29 June 2005

Swimming Breakthrough

Monday was a red-letter day for me...even for a Monday.

I swam my first mile. Well, 1500m to be exact, but I'm calling it a mile. It's pretty freakin' close.

I'm really amazed at how far I have come in just six months. I started swimming in January. I had to teach myself the basics of the stroke, work on my endurance, swallow half the pool, and put in my time.

But, Monday, it all paid off. I swam a mile and I'm pretty darn proud of myself. For those of you who are interested, I swam the distance in 29:30. No, I'm not ready for the Olympics or anything, but it's a start.
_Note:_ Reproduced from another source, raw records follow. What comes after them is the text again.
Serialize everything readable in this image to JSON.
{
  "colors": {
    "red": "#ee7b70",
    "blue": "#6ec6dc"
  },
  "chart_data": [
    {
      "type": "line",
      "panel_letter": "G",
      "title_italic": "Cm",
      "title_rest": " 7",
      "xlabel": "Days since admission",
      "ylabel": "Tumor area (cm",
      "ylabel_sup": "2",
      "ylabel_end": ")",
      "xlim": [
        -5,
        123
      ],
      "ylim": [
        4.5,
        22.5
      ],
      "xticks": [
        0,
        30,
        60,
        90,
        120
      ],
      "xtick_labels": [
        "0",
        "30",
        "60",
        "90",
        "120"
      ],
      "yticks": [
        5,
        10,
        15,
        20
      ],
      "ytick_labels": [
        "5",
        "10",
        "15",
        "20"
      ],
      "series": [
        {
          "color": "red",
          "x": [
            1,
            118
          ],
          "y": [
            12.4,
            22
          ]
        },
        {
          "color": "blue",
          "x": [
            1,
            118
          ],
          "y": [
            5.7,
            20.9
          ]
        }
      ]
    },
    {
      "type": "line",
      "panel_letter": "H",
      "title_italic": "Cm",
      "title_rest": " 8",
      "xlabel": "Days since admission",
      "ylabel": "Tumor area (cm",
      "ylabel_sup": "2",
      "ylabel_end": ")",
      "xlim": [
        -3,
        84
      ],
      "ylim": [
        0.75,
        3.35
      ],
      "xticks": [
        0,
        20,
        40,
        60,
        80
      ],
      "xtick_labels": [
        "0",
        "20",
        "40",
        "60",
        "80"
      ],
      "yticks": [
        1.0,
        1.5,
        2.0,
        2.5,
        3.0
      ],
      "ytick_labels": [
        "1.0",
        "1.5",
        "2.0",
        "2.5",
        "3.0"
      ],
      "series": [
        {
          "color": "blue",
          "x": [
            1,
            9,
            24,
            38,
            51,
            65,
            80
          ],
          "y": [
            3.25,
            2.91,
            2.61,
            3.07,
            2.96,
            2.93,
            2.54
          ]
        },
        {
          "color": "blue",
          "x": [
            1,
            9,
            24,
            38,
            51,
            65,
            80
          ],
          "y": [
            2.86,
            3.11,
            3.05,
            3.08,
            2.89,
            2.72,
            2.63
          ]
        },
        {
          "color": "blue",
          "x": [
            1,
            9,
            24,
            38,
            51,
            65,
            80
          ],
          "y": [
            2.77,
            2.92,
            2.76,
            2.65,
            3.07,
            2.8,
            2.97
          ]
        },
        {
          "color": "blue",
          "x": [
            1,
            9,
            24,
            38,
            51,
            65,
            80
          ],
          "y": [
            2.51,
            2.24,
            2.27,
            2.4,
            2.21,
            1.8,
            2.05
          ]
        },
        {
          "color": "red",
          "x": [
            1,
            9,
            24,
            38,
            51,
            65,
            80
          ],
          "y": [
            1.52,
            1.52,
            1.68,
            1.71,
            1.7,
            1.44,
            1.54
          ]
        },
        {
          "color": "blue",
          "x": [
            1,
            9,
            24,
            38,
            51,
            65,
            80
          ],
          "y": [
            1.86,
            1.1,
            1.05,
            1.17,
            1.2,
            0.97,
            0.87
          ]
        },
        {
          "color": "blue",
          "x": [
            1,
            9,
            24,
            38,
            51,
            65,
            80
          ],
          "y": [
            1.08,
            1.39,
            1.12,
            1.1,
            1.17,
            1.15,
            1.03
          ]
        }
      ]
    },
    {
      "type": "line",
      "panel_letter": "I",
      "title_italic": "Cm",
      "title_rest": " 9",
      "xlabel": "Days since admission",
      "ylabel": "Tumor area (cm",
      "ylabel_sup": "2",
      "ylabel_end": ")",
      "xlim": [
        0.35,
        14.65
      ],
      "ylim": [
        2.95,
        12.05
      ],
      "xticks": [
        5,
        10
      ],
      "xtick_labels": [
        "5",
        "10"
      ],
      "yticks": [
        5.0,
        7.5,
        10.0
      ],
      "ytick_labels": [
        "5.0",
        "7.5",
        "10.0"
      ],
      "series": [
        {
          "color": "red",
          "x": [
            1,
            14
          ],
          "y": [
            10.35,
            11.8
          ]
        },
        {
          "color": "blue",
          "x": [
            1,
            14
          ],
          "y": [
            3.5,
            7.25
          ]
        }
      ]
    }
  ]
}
In retrospect, it's another reason that I started training for triathlons. This process is teaching me self-discipline and self-control. I've started new habits that have become a routine and given me new physical strength. Now, I need to translate that into my spiritual life. I need to start making prayer and study a part of my daily routine as well. Ironically, this very medium (the computer and the Internet) are some of the things that are distracting me from that very goal. But, just as it took me six months to add this new habit to my physical routine, I'm willing to allow myself adequate time to change this spiritual habit as well.

20 June 2005

Why Swimming is Like Life

So, in light of my first triathlon and the troubles I've had swimming, I have re-devoted myself to the pursuit and today, I had an epiphany of sorts. Swimming is like life...

Swimming is all about learning to be comfortable in a potentially deadly environment, one that is foreign and not very hospitable to air-breathing life. In swimming, I have learned to put my face in the water where life-giving oxygen is lacking. In order to survive in this environment, I must return to the air by rotating so as to look up. Briefly, I take in the air and then return my face to the water because that's where the work is. While in water, I move as fast and as economically as possible so that I can conserve and best utilize my air until such time as I can return to it. When my workout is done, I will return to that place where air is bountiful and I don't have to worry about it any more.

In the same way, as Christians, we live in a world that is light on grace, heavy on law. This world is potentially deadly to us; if we stay there too long we will suffocate and drown, so we need to turn our face toward Jesus regularly and breathe deeply of his grace. All the while, trying to move with the least amount of resistance (i.e. sin) so as to use this grace efficiently and effectively. When my work here is done, I will return to the place where grace abounds and I won't have to worry anymore.

Okay, so it needs some more "fleshing out" but it's what came to me during my oxygen-deprived state of swimming this afternoon.